Das kann ich natürlich nicht unterschreiben, im Gegenteil, Informatiker und Administratoren sagen, dass es super ist, was wir machen. Im Moment wird die Zwei-Faktor-Authentifizierung bei den Studierenden noch nicht verlangt, aber bald. In der Zukunft wird man sich verifizieren müssen, wenn man sich von außen einloggen möchte. Das wird definitiv kommen. Bei vielen großen Angeboten von Microsoft oder Google ist das längst üblich. Das war überfällig.

Wird es eine uni-eigene Authentifikator-App geben?

Nein, das werden wir nicht machen. Es gibt genug freie Möglichkeiten, die man benutzen kann. Wir werden verschiedene Systeme anbieten.

Wenn Sie Ende des Jahres mit dem Wiederaufbau fertig sind: Sind die Uni-Systeme dann sicher vor Hackerangriffen?

Die Hoffnung ist natürlich, dass wir viel sicherer sind. Wir wollen regelmäßige Audits machen und Stresstests durch externe Firmen. Aber sicher kann man nie sein.

Machen Sie als Prorektor noch irgendwas anderes neben der Schadensbekämpfung des Hackerangriffs?
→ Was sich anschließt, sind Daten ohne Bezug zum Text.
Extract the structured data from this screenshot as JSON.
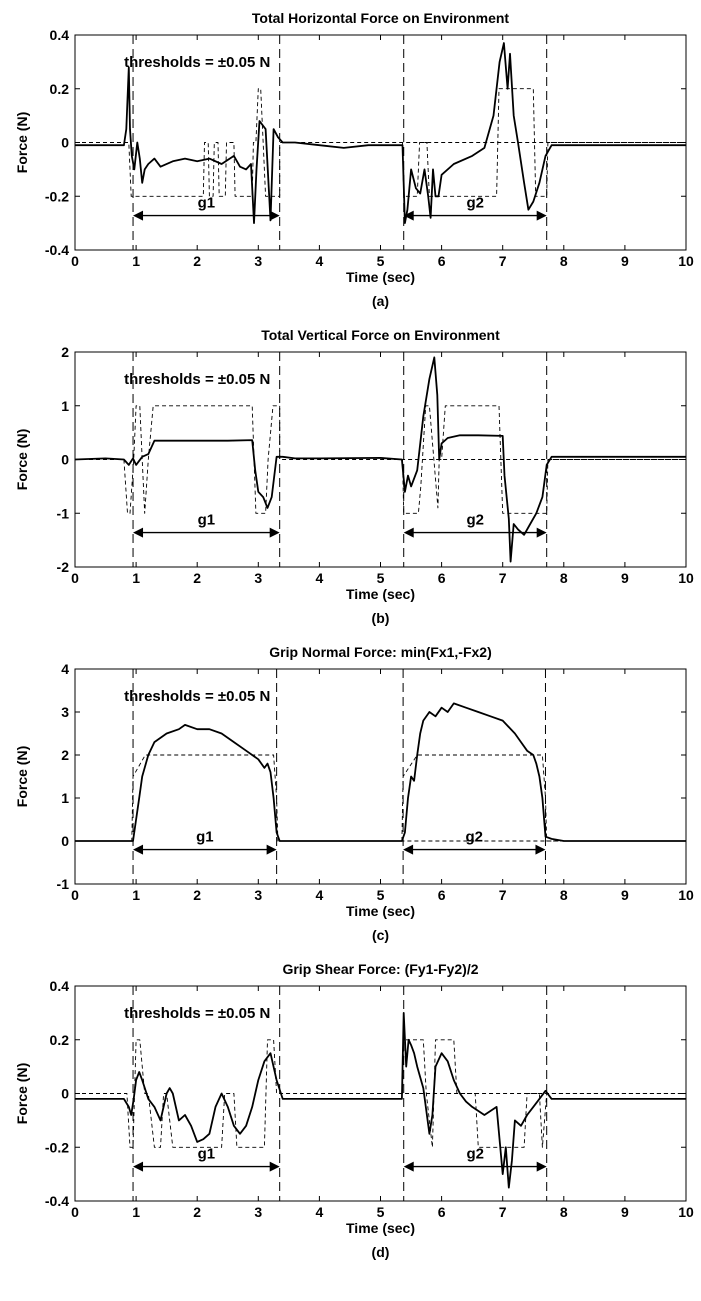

80, 90 Prozent meiner Zeit gilt der Wiederherstellung, aber die anderen Themen bleiben nicht stehen. Mein Prorektorat ist für Transfer, Innovation und Digitalisierung zuständig. Da gibt es viele Aktivitäten, die mein Team vorantreibt. Ich muss viel mehr delegieren als sonst, das klappt, weil die Teams im Rechenzentrum, im Rektorat und bei mir im Lehrstuhl super sind.